São poucos os restaurantes e as placas na estrada federal. Mas todos estão repletos de adesivos de grupos de motoqueiros que querem registrar suas aventuras. Em um deles, a carne de caça, seja anta ou paca, é o prato principal. Caminhoneiros transportando cavalos de raça de Goiás até Roraima param para experimentar.
Com os pés estirados na janela de seu carro, o mineiro José Luis França, 61, cochila depois do almoço. No porta-malas, ele traz de sua cidade, Uberlândia (MG), um estoque de botinas de couro e solado grosso de borracha. "Eu tenho que vender onde tem barro, onde tem mata. Trabalho aqui há 15 anos. O pessoal daqui não acha fácil esse produto", conta França, que descobriu esse nicho de mercado quando era caminhoneiro e passou por ali.

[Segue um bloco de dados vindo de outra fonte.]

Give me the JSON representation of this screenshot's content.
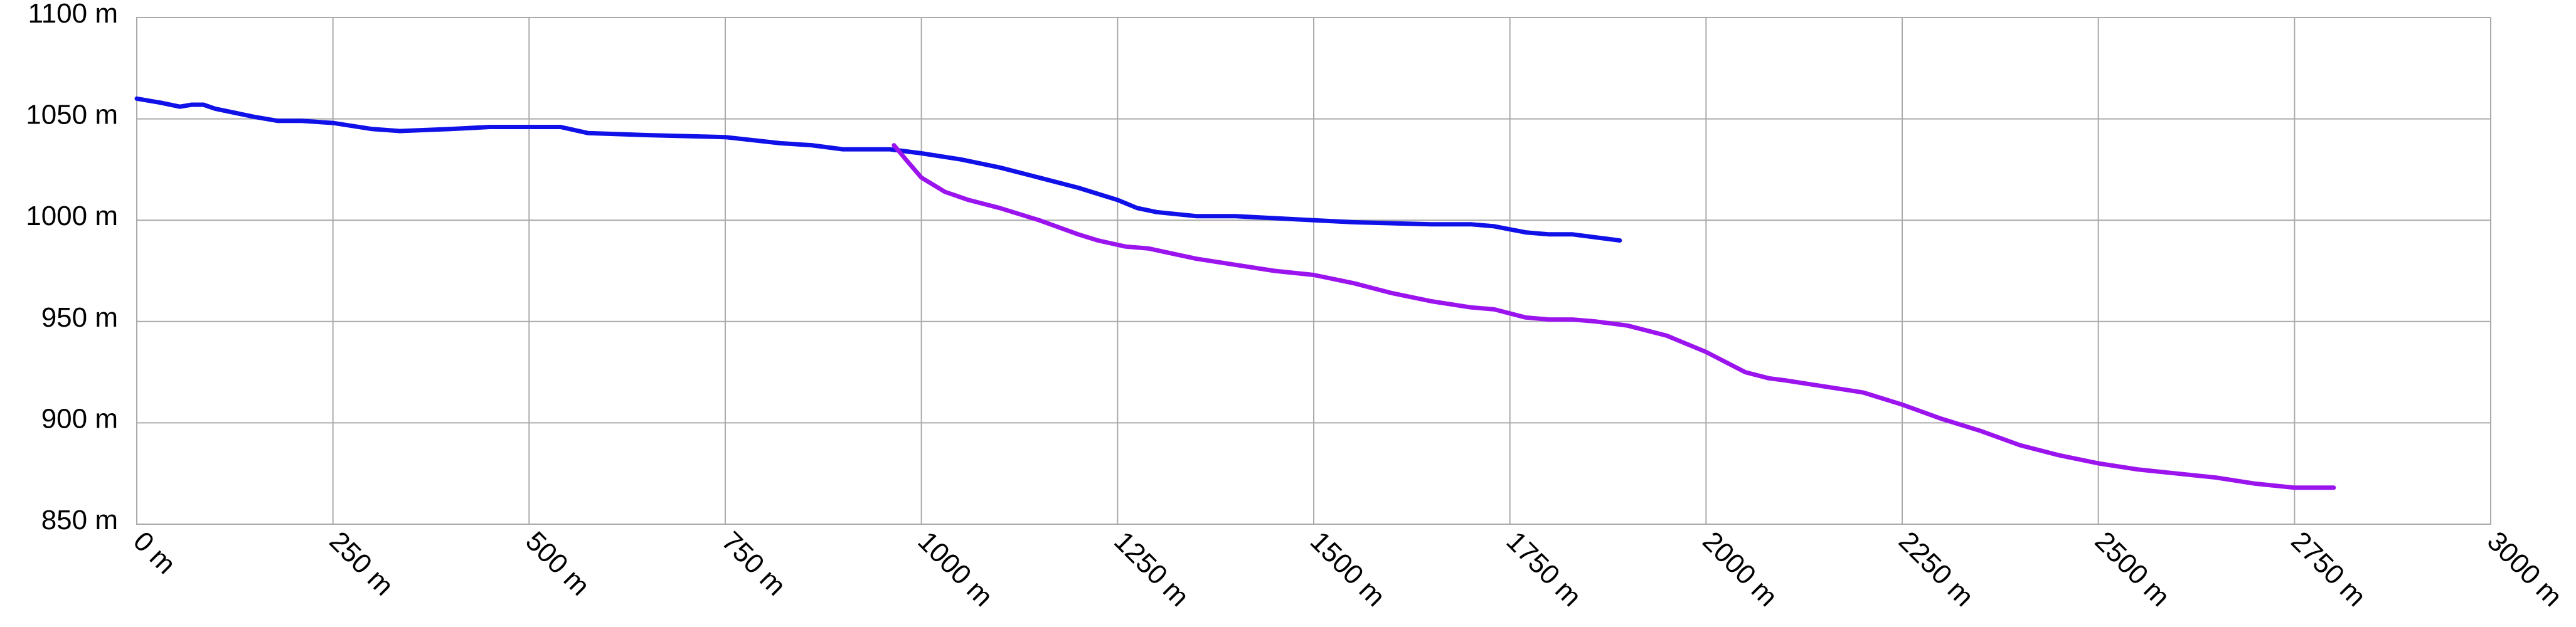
{
  "chart_data": {
    "type": "line",
    "xlim": [
      0,
      3000
    ],
    "ylim": [
      850,
      1100
    ],
    "grid": true,
    "x_ticks": [
      0,
      250,
      500,
      750,
      1000,
      1250,
      1500,
      1750,
      2000,
      2250,
      2500,
      2750,
      3000
    ],
    "x_tick_labels": [
      "0 m",
      "250 m",
      "500 m",
      "750 m",
      "1000 m",
      "1250 m",
      "1500 m",
      "1750 m",
      "2000 m",
      "2250 m",
      "2500 m",
      "2750 m",
      "3000 m"
    ],
    "y_ticks": [
      850,
      900,
      950,
      1000,
      1050,
      1100
    ],
    "y_tick_labels": [
      "850 m",
      "900 m",
      "950 m",
      "1000 m",
      "1050 m",
      "1100 m"
    ],
    "series": [
      {
        "color": "#1010e8",
        "points": [
          [
            0,
            1060
          ],
          [
            30,
            1058
          ],
          [
            55,
            1056
          ],
          [
            70,
            1057
          ],
          [
            85,
            1057
          ],
          [
            100,
            1055
          ],
          [
            150,
            1051
          ],
          [
            180,
            1049
          ],
          [
            210,
            1049
          ],
          [
            250,
            1048
          ],
          [
            300,
            1045
          ],
          [
            335,
            1044
          ],
          [
            400,
            1045
          ],
          [
            450,
            1046
          ],
          [
            520,
            1046
          ],
          [
            540,
            1046
          ],
          [
            575,
            1043
          ],
          [
            650,
            1042
          ],
          [
            750,
            1041
          ],
          [
            820,
            1038
          ],
          [
            860,
            1037
          ],
          [
            900,
            1035
          ],
          [
            960,
            1035
          ],
          [
            1000,
            1033
          ],
          [
            1050,
            1030
          ],
          [
            1100,
            1026
          ],
          [
            1150,
            1021
          ],
          [
            1200,
            1016
          ],
          [
            1250,
            1010
          ],
          [
            1275,
            1006
          ],
          [
            1300,
            1004
          ],
          [
            1350,
            1002
          ],
          [
            1400,
            1002
          ],
          [
            1450,
            1001
          ],
          [
            1500,
            1000
          ],
          [
            1550,
            999
          ],
          [
            1650,
            998
          ],
          [
            1700,
            998
          ],
          [
            1730,
            997
          ],
          [
            1770,
            994
          ],
          [
            1800,
            993
          ],
          [
            1830,
            993
          ],
          [
            1890,
            990
          ]
        ]
      },
      {
        "color": "#9b14ee",
        "points": [
          [
            965,
            1037
          ],
          [
            980,
            1030
          ],
          [
            1000,
            1021
          ],
          [
            1030,
            1014
          ],
          [
            1060,
            1010
          ],
          [
            1100,
            1006
          ],
          [
            1150,
            1000
          ],
          [
            1200,
            993
          ],
          [
            1225,
            990
          ],
          [
            1260,
            987
          ],
          [
            1290,
            986
          ],
          [
            1350,
            981
          ],
          [
            1400,
            978
          ],
          [
            1450,
            975
          ],
          [
            1500,
            973
          ],
          [
            1550,
            969
          ],
          [
            1600,
            964
          ],
          [
            1650,
            960
          ],
          [
            1700,
            957
          ],
          [
            1730,
            956
          ],
          [
            1770,
            952
          ],
          [
            1800,
            951
          ],
          [
            1830,
            951
          ],
          [
            1860,
            950
          ],
          [
            1900,
            948
          ],
          [
            1950,
            943
          ],
          [
            2000,
            935
          ],
          [
            2050,
            925
          ],
          [
            2080,
            922
          ],
          [
            2100,
            921
          ],
          [
            2150,
            918
          ],
          [
            2200,
            915
          ],
          [
            2250,
            909
          ],
          [
            2300,
            902
          ],
          [
            2350,
            896
          ],
          [
            2400,
            889
          ],
          [
            2450,
            884
          ],
          [
            2500,
            880
          ],
          [
            2550,
            877
          ],
          [
            2600,
            875
          ],
          [
            2650,
            873
          ],
          [
            2700,
            870
          ],
          [
            2750,
            868
          ],
          [
            2800,
            868
          ]
        ]
      }
    ]
  }
}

Placa vendendo fazendas, chácaras e terrenos aparecem em qualquer poste ou cerca. Com a notícia do futuro asfaltamento, grileiros e posseiros se multiplicaram para ocupar com documentos precários as terras do entorno da rodovia.
Além de parques nacionais, reservas extrativistas e aldeias indígenas, a área possui 29 glebas federais, e um projeto do atual Ministério da Economia quer regularizar as ocupações particulares para viabilizar economicamente a pavimentação da BR-319. Nesses territórios, há indícios de grilagem (documentação falsificada) de, pelo menos, dois fazendeiros.
O temor é que a pavimentação acelere o desmatamento, como é regra na Amazônia. O distrito de Realidade tem cinco serrarias, mas apenas uma está operando. "O manejo legal da madeira já terminou na região. Por isso, está tudo parado. E a logística para trazer madeira de mais longe é muita cara", afirma Sidney Poletini, 64, que há dez anos veio de Rondônia para montar uma serraria.
"Não ter asfalto prejudica o povo daqui, mas não é só isso. É preciso um plano de desenvolvimento. Hoje quem está derrubando a mata é pecuarista, desperdiçando árvores que apodrecem na chuva ou ficam esturricadas nas queimadas", afirma o madeireiro.
Poletini conta que foi para Realidade porque era uma cidade pequena, "sem roubos nem drogas", para morar com mulher e filha. Hoje não quer mais trabalhar com madeira e não sabe o que fazer. Por outro lado, sua plantação de açaí, depois de quatro anos, está dando a primeira safra. Bem ao lado das palmeiras carregadas do fruto roxo, vários caminhões sem placa e sem farol carregando toras dos desmatamentos ilegais passeiam pela BR-319, livres de qualquer fiscalização.